Eamon Ryan, the Green Party leader, “we have the prospect of getting to a safer place but we’re still not there”, and that public health advice was that there was a significant risk in the coming weeks that the State could still “slip up”.

“We’ll have to start working hard as a government and preparing the recovery particularly for the business community”. He said that international travel will not be returning “any time soon”.

Dr Ronan Glynn, the deputy chief medical officer, said that the emerging data on vaccines are “really promising” and that vaccination will become “our most powerful tool against Covid-19”. He said that “there are brighter days ahead, but in the meantime, we know what works, we know how to do it, and we know we can do it well”.

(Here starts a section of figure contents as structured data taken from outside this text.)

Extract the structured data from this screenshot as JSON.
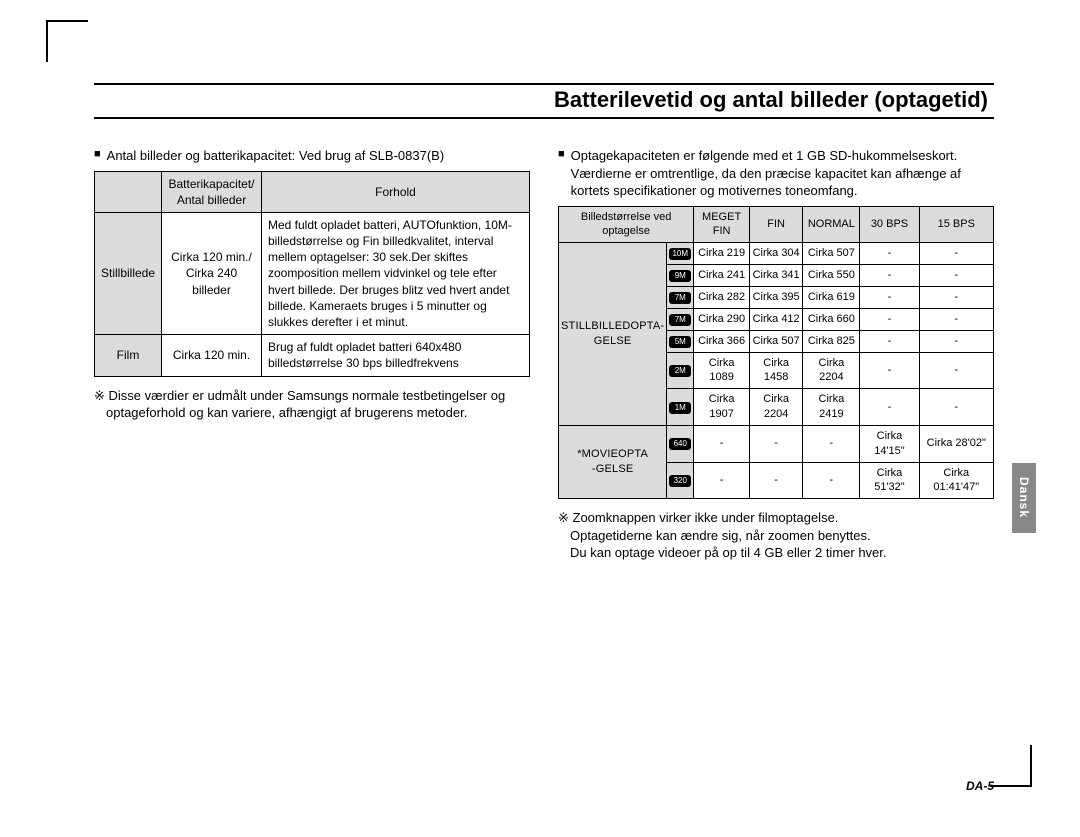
{
  "title": "Batterilevetid og antal billeder (optagetid)",
  "side_tab": "Dansk",
  "page_num": "DA-5",
  "left": {
    "lead": "Antal billeder og batterikapacitet: Ved brug af SLB-0837(B)",
    "t1": {
      "h1": "Batterikapacitet/\nAntal billeder",
      "h2": "Forhold",
      "r1c1": "Stillbillede",
      "r1c2": "Cirka 120 min./\nCirka 240 billeder",
      "r1c3": "Med fuldt opladet batteri, AUTOfunktion, 10M-billedstørrelse og Fin billedkvalitet, interval mellem optagelser: 30 sek.Der skiftes zoomposition mellem vidvinkel og tele efter hvert billede. Der bruges blitz ved hvert andet billede. Kameraets bruges i 5 minutter og slukkes derefter i et minut.",
      "r2c1": "Film",
      "r2c2": "Cirka 120 min.",
      "r2c3": "Brug af fuldt opladet batteri 640x480 billedstørrelse 30 bps billedfrekvens"
    },
    "note": "※ Disse værdier er udmålt under Samsungs normale testbetingelser og optageforhold og kan variere, afhængigt af brugerens metoder."
  },
  "right": {
    "lead": "Optagekapaciteten er følgende med et 1 GB SD-hukommelseskort. Værdierne er omtrentlige, da den præcise kapacitet kan afhænge af kortets specifikationer og motivernes toneomfang.",
    "t2": {
      "h0a": "Billedstørrelse ved",
      "h0b": "optagelse",
      "h1": "MEGET\nFIN",
      "h2": "FIN",
      "h3": "NORMAL",
      "h4": "30 BPS",
      "h5": "15 BPS",
      "group1": "STILLBILLEDOPTA-\nGELSE",
      "group2": "*MOVIEOPTA\n-GELSE",
      "badges": [
        "10M",
        "9M",
        "7M",
        "7M",
        "5M",
        "2M",
        "1M",
        "640",
        "320"
      ],
      "rows": [
        [
          "Cirka 219",
          "Cirka 304",
          "Cirka 507",
          "-",
          "-"
        ],
        [
          "Cirka 241",
          "Cirka 341",
          "Cirka 550",
          "-",
          "-"
        ],
        [
          "Cirka 282",
          "Cirka 395",
          "Cirka 619",
          "-",
          "-"
        ],
        [
          "Cirka 290",
          "Cirka 412",
          "Cirka 660",
          "-",
          "-"
        ],
        [
          "Cirka 366",
          "Cirka 507",
          "Cirka 825",
          "-",
          "-"
        ],
        [
          "Cirka 1089",
          "Cirka 1458",
          "Cirka 2204",
          "-",
          "-"
        ],
        [
          "Cirka 1907",
          "Cirka 2204",
          "Cirka 2419",
          "-",
          "-"
        ],
        [
          "-",
          "-",
          "-",
          "Cirka 14'15\"",
          "Cirka 28'02\""
        ],
        [
          "-",
          "-",
          "-",
          "Cirka 51'32\"",
          "Cirka 01:41'47\""
        ]
      ]
    },
    "note": "※ Zoomknappen virker ikke under filmoptagelse.\nOptagetiderne kan ændre sig, når zoomen benyttes.\nDu kan optage videoer på op til 4 GB eller 2 timer hver."
  }
}
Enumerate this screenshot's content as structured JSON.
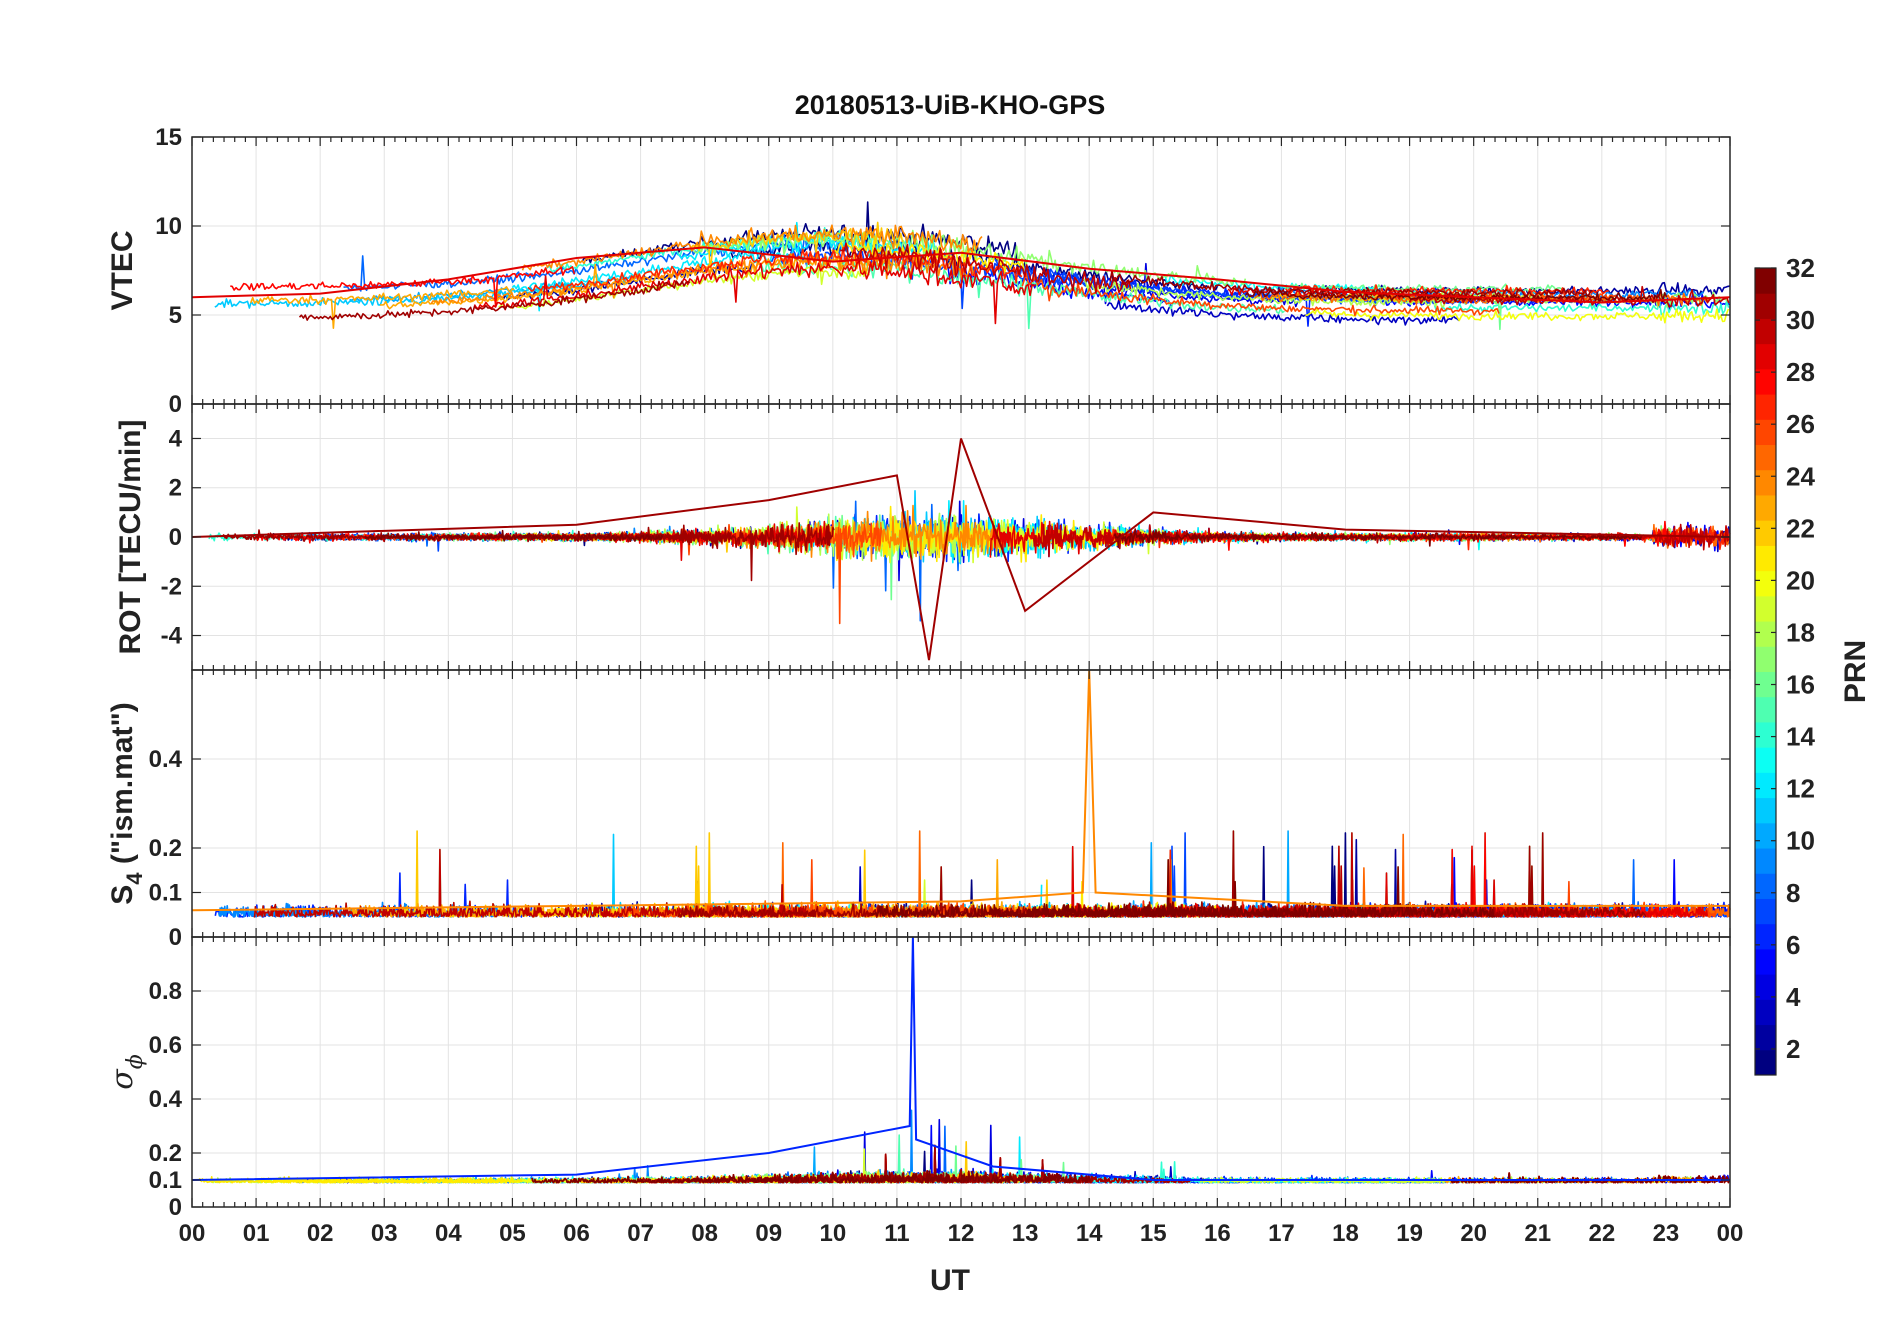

However, the Taoiseach and Dr Glynn were unable to clearly express the exact metrics that would be used to measure progress, or determine if further reopening could take place. Mr Martin said that if the country moves above 1 in terms of the R number, which assesses how quickly the disease is spreading in the population. “Obviously if we move significantly above that, it would be a problem clearly”. Dr Glynn said that an R number above one right now, given the levels of disease in the population “would be very concerning”, but less so if there were only 10 or 20 cases per day.

“It’s vital that people continue to do what they’ve been doing, at least to the end of March and into April,” Dr Glynn said, conceding that “it would be much simpler to be able to say ‘these are the three or four things and when we hit them we move forward”.

Mr Martin said that the decision to keep the current level of restrictions and exemptions on construction was not to do with the sector specifically, but rather focused on keeping overall levels of mobility down. “We just simply are not in a position to reopen that quickly,” he said. “But if we stick with this in the month of March and to the fifth of April, we will reassess.”

He said that despite news that AstraZeneca vaccine volumes for delivery to the EU have been hit by yet more supply shortfalls, the biggest challenge for the state will be administering all vaccines, rather than the supply.

Asked about differences between the State’s Covid restrictions and those in the North that may be heralded by changes announced by prime minister Boris Johnson, Mr Martin conceded that while there is currently alignment, “there may come a time when they diverge given the decisions that have been taken by the UK government”.

He said that when the population is significantly vaccinated “that does give us options”, but wouldn’t be drawn on precisely what that might mean in the weeks and months ahead.